Certains questionnent alors le degré de sécurité de l’établissement. The Independent, souligne l’alerte émise par le sénateur parisien communiste Ian Brossat, le 16 juin, sur le manque de personnel de sécurité au sein du musée. Il Corriere della Sera, un quotidien italien , complète en pointant du doigt les failles de sécurité. « L’alarme a sonné à 9h37, les braqueurs sont partis à 9h38. »

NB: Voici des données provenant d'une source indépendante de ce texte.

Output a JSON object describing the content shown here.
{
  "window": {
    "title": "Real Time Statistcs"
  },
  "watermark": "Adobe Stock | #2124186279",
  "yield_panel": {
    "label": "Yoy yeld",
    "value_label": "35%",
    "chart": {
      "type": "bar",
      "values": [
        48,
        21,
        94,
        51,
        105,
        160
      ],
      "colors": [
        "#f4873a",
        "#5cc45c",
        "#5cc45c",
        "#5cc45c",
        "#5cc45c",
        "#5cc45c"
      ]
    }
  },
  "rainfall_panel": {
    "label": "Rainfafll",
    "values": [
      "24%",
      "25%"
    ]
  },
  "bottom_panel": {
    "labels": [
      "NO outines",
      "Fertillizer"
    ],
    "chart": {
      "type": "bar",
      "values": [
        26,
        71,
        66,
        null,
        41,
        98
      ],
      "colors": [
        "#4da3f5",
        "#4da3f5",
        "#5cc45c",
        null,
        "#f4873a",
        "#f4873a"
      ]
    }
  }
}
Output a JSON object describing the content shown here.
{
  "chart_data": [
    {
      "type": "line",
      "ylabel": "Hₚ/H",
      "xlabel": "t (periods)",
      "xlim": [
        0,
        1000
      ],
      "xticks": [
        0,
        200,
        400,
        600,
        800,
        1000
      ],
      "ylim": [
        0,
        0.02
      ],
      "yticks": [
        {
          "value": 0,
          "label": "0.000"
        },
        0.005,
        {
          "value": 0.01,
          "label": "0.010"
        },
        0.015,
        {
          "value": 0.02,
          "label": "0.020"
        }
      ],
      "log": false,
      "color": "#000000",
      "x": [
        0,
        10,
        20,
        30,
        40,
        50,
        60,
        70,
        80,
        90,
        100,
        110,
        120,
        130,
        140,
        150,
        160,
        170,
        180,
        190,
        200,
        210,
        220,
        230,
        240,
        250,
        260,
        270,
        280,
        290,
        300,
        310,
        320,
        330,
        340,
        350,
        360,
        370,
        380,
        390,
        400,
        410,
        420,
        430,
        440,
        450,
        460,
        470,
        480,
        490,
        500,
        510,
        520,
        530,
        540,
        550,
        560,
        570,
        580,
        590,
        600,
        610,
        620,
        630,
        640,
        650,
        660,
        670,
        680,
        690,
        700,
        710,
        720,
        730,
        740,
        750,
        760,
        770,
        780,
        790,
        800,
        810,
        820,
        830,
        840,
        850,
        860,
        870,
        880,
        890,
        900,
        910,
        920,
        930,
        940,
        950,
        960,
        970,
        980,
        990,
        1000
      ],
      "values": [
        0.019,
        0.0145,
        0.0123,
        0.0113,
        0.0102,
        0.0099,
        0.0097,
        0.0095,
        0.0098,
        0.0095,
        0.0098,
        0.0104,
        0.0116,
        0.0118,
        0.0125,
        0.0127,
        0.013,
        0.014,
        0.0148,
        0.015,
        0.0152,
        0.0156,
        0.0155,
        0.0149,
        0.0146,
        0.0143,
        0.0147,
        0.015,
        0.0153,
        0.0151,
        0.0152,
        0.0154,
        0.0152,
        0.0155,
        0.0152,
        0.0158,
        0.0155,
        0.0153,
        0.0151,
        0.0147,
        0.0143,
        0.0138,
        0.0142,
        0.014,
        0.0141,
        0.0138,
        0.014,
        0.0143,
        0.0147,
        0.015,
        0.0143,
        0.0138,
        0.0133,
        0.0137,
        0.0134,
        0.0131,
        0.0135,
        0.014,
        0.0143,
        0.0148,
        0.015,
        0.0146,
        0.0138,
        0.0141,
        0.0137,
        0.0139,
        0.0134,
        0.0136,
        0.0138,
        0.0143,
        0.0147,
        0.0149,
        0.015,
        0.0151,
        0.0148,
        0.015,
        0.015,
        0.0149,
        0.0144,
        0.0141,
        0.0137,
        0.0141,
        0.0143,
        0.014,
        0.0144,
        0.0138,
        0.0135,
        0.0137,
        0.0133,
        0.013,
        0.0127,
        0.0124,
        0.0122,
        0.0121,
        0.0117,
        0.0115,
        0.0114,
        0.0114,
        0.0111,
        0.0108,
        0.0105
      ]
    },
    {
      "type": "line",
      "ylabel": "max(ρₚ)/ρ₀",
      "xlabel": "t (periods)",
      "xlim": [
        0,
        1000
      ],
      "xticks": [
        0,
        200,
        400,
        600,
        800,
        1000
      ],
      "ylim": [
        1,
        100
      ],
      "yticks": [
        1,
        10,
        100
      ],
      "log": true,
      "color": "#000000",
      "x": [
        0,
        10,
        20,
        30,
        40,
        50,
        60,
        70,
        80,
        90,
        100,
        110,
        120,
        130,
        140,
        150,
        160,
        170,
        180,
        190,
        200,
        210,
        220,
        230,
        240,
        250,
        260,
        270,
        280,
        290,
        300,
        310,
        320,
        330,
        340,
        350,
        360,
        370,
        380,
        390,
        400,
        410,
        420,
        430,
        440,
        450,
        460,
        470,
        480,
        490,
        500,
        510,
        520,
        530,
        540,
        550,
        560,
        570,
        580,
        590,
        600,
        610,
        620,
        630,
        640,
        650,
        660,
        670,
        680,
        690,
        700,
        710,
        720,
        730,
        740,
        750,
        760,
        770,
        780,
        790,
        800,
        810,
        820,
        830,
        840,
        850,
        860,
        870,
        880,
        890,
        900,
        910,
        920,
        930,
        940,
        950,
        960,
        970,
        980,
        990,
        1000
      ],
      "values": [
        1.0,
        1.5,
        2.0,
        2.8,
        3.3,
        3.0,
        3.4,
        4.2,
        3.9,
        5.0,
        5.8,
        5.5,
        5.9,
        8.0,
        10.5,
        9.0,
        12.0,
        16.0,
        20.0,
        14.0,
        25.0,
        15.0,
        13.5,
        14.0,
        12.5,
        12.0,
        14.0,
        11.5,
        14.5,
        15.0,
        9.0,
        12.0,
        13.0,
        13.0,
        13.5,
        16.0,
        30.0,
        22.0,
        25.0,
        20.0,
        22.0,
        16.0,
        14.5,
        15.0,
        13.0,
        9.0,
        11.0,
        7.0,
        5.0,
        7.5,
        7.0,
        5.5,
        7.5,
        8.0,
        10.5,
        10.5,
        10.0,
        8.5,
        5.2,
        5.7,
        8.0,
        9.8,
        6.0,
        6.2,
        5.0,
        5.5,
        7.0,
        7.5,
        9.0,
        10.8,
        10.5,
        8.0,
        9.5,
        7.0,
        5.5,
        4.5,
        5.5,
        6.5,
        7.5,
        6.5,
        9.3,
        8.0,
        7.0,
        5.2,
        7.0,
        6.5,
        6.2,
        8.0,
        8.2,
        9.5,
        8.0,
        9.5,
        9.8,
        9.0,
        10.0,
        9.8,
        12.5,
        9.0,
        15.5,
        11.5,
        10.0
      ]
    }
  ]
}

Le butin, le lieu, le temps, assez d’éléments pour que de nombreux journaux qualifient cet événement de « coup du siècle ». Ce vol au Louvre n’est pas le premier. Le quotidien suisse Le Temps regarde vers le passé et rappelle les précédents vols au musée. « Certaines des œuvres dérobées ont refait surface, tandis que d’autres restent toujours introuvables. » En creux, la question que tout le monde se pose : les huit pièces seront-elles retrouvées un jour, alors qu’il semble aisé de retailler les pierres précieuses pour les écouler ?
Finalement les critiques les plus acerbes ne viennent pas de la presse étrangère, mais des Français eux-mêmes ou au moins leurs représentants. Spiegel fait le constat qu’il est déjà « récupéré politiquement » . Pas de jaloux selon le quotidien Allemand car « la gauche comme pour la droite, il symbolise le déclin de la France. » Pour reprendre une expression française du XIX ème siècle : on n’est jamais mieux servi que par soi-même.